Assessing requirements
One of the biggest challenges when advising a client at or close to retirement is trying to ascertain what their income needs will be in the future. Retirement is rarely a single point in time for many people these days, so this could be a moving target. All clients are different and so understanding not only their financial needs today, but also their hopes and dreams for the perfect retirement is key.
Key points
- Ascertaining a client's future income needs is one of the biggest challenges that a pension adviser faces
- These days retirement is unlikely to involve a single event, but a number of events and decisions over many years
- In many instances annuities can offer value for money but getting the timing right is critical to a positive outcome
It is clear that it is not the adviser’s job to pass judgement on how a client wants to spend their funds, but knowing what they see as essential and what is not is important nonetheless.
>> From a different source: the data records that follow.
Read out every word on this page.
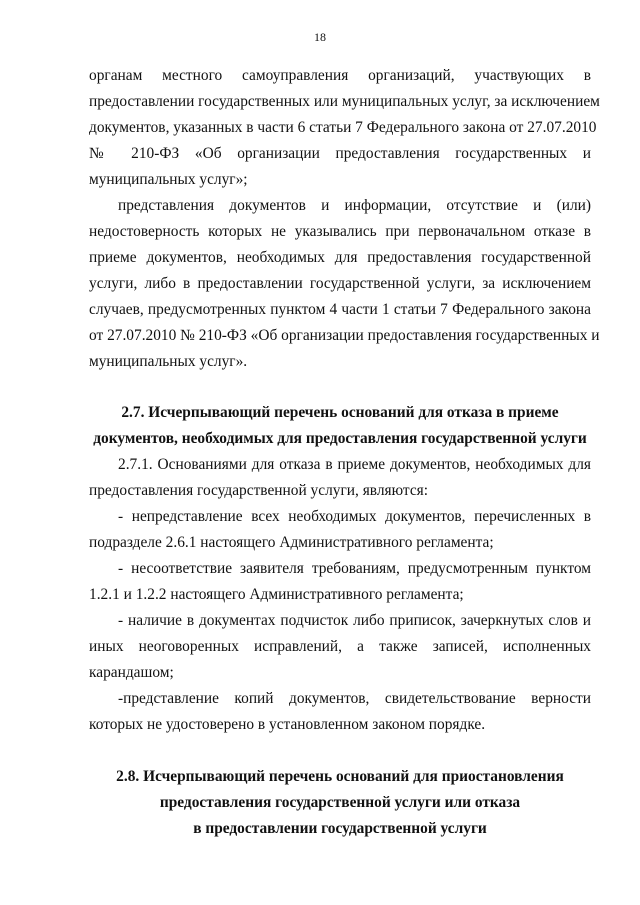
18
органам местного самоуправления организаций, участвующих в
предоставлении государственных или муниципальных услуг, за исключением
документов, указанных в части 6 статьи 7 Федерального закона от 27.07.2010
№ 210-ФЗ «Об организации предоставления государственных и
муниципальных услуг»;
представления документов и информации, отсутствие и (или)
недостоверность которых не указывались при первоначальном отказе в
приеме документов, необходимых для предоставления государственной
услуги, либо в предоставлении государственной услуги, за исключением
случаев, предусмотренных пунктом 4 части 1 статьи 7 Федерального закона
от 27.07.2010 № 210-ФЗ «Об организации предоставления государственных и
муниципальных услуг».
2.7. Исчерпывающий перечень оснований для отказа в приеме
документов, необходимых для предоставления государственной услуги
2.7.1. Основаниями для отказа в приеме документов, необходимых для
предоставления государственной услуги, являются:
- непредставление всех необходимых документов, перечисленных в
подразделе 2.6.1 настоящего Административного регламента;
- несоответствие заявителя требованиям, предусмотренным пунктом
1.2.1 и 1.2.2 настоящего Административного регламента;
- наличие в документах подчисток либо приписок, зачеркнутых слов и
иных неоговоренных исправлений, а также записей, исполненных
карандашом;
-представление копий документов, свидетельствование верности
которых не удостоверено в установленном законом порядке.
2.8. Исчерпывающий перечень оснований для приостановления
предоставления государственной услуги или отказа
в предоставлении государственной услуги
A very detailed fact find with as much information about their day-to-day costs and possible one-off expenses in retirement is the only way to get a handle on what is needed and when. It is not unusual for a big trip to be planned or for significant changes to be planned to the house that have been put off for years.
Getting the information from the client in their words can give the best insight into how they think – just having a set of boxes to tick will never get the whole story. With a husband and wife there is always the possibility that they will disagree with what is a priority, which could be difficult but it is essential they are both party to discussions to avoid any nasty surprises down the line.
What have they actually got to work with? This is not just about the pensions they have, but if they expecting an inheritance; or if they intend to move into a different home; and do they have other savings, such as Isas?